And, if its Friday, then it must be time for FRIDAY FILES!
In Sydney, Australia, police are trying to figure out how a Hyundai Accent was driven over the tops of two parked vehicles. Cape Breton Regional Police say the Hyundai was stopped at a gas station but suddenly accelerated and drove over the top of a Toyota Corolla, which was backing out from the pumps. It continued over an Acura Integra, which was stopped and waiting to pull into the pumps. The Hyundai landed on its roof.
In Springfield, Massachusetts, a father, angry that his son’s team lost in the Catholic Youth Organization finals, punched the winning coach, then bit off his ear. After undergoing surgery at Baystate Medical Center, the assaulted coach returned home. Timothy Lee Forbes turned himself in to authorities at the Springfield courthouse.

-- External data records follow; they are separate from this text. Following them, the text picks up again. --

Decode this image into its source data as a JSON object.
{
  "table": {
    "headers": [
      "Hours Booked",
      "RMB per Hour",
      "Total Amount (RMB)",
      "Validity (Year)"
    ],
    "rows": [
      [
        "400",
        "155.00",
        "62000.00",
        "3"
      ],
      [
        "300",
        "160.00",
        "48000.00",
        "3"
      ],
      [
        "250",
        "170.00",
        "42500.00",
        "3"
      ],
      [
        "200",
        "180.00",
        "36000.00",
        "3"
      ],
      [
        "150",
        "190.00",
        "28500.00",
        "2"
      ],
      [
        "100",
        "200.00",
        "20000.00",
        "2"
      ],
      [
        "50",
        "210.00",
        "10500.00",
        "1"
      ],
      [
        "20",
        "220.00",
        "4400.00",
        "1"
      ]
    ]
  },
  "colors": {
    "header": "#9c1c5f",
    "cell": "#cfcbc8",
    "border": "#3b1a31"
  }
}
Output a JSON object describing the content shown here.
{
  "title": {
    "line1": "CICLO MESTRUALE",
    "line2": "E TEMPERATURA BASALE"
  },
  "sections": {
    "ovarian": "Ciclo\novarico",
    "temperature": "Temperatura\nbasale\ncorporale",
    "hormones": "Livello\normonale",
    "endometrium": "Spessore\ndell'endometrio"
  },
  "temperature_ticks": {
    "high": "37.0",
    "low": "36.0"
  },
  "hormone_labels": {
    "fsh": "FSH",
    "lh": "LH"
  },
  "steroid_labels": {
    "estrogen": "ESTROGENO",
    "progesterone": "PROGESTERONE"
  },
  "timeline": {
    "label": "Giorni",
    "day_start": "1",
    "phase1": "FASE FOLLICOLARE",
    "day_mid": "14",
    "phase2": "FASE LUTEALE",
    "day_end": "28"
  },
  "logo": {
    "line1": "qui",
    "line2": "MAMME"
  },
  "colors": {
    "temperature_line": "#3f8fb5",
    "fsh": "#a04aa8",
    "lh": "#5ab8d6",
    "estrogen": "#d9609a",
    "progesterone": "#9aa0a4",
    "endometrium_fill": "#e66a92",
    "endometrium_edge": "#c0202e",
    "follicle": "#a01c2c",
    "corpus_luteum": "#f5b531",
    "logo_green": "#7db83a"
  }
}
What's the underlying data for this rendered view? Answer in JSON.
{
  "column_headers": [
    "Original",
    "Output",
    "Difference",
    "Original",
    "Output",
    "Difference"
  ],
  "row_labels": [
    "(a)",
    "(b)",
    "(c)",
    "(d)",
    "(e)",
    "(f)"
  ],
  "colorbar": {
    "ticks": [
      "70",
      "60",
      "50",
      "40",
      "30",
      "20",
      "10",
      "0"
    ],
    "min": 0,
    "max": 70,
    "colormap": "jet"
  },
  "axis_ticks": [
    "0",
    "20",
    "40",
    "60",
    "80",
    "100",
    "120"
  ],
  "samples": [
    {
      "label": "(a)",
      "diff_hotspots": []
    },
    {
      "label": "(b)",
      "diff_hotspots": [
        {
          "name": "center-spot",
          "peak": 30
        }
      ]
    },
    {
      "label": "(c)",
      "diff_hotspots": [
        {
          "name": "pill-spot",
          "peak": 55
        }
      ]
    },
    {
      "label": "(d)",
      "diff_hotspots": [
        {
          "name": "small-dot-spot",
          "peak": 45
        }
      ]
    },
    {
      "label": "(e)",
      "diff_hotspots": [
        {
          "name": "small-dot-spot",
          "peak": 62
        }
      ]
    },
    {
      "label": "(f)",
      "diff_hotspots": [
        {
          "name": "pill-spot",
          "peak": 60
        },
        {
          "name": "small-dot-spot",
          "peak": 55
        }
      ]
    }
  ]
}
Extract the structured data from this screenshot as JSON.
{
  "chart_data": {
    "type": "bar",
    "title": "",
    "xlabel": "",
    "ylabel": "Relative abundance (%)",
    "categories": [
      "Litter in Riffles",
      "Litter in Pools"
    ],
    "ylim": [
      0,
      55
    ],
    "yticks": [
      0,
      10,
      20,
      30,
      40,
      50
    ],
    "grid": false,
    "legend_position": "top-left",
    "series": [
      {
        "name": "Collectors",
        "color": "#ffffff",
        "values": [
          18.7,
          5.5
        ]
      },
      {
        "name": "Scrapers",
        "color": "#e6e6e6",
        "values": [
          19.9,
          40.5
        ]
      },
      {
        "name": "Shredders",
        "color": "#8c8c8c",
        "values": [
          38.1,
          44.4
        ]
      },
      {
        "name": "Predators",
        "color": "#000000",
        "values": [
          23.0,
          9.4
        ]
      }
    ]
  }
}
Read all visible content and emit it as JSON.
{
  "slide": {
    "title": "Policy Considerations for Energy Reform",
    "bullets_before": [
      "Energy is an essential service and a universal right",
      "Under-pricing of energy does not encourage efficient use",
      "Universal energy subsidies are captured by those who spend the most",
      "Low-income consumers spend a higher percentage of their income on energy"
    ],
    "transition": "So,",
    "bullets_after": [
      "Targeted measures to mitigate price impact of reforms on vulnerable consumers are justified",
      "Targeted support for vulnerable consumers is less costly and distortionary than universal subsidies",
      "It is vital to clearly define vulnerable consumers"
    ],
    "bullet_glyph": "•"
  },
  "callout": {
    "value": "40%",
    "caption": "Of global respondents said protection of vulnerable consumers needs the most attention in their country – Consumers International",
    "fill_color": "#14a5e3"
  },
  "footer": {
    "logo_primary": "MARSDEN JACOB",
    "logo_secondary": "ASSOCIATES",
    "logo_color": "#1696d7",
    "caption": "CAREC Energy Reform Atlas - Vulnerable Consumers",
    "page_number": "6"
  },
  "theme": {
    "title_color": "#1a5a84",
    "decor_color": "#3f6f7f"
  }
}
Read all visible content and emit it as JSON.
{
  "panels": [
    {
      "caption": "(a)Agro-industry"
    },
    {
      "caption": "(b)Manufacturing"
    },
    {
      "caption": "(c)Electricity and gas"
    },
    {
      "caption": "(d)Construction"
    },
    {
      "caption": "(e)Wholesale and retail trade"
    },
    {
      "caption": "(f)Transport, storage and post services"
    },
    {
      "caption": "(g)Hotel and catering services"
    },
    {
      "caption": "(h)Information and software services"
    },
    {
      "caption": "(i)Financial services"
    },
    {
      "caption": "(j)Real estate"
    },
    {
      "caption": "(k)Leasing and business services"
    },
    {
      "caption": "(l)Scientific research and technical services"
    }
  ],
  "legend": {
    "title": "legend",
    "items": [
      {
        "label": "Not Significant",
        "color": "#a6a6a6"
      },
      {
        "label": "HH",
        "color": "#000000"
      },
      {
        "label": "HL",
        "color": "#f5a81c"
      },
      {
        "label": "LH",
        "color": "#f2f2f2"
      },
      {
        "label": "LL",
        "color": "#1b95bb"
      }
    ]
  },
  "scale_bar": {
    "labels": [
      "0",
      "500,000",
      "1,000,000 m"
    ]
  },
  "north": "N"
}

He pleaded not guilty to disorderly conduct, assault and battery, felony mayhem and other charges.
In Sherman, New York, authorities say they've charged four young Amish adults with illegal possession of alcohol after their buggy collided with a police car responding to a report of a drinking party under way. Deputies were responding to reports that people were drinking in several Amish buggies on a country road. As a patrol car arrived on the scene, one of the Amish buggies changed lanes, colliding with the police vehicle. The buggy flipped onto its side, causing minor injuries to one of the people on board. Police say several other buggies fled the scene. In New York, New York, a Morgan Stanley investment banker, accused of stiffing a New York cabbie and then stabbing him in a potential hate crime, has pleaded not guilty. During the attack, William Bryan Jennings allegedly screamed: “I’m going to kill you; you should go back to your own country!” Jennings claims he was acting in self-defense and feared he was being kidnapped. The man, who earns $2 million a year, told cops that "he'd been drinking throughout the day" at a Morgan Stanley charity auction "but didn't feel he was highly intoxicated,” according to court records.
In Las Vegas, Nevada, police officers in leprechaun costume trolled around the city this week to test whether drivers yield to pedestrians. They handed out tickets to motorists who failed to stop for the leprechauns, with fines from $190 and more. Pedestrians were also ticketed for trying to cross the street outside of crosswalks. The St. Patrick’s Day enforcement follows a costumed-turkey testing of drivers in November, and Santa trolling crosswalks around Christmas. In Wellington, Florida, John Goodman, the founder of the International Polo Club Palm Beach, is being tried on charges of DUI manslaughter, vehicular homicide and leaving the scene of a crash. He has pleaded not guilty, and faces up to 30 years in prison if he is convicted. Goodman allegedly fled the accident scene on foot, and allegedly didn't call 911 until about an hour after the crash. It was determined that his blood alcohol level was more than twice the legal limit. However, his attorneys argue his car had malfunctioned and sped out of control, leaving him with a concussion when it slammed into the victim's vehicle. Goodman, 48, heir to a heating and air conditioning fortune, created a furor recently when he adopted his 42-year-old socialite girlfriend, Heather Hutchins, as his daughter, apparently in a bid to protect his wealth from lawsuits. His teen children have petitioned the court to toss out the October adoption.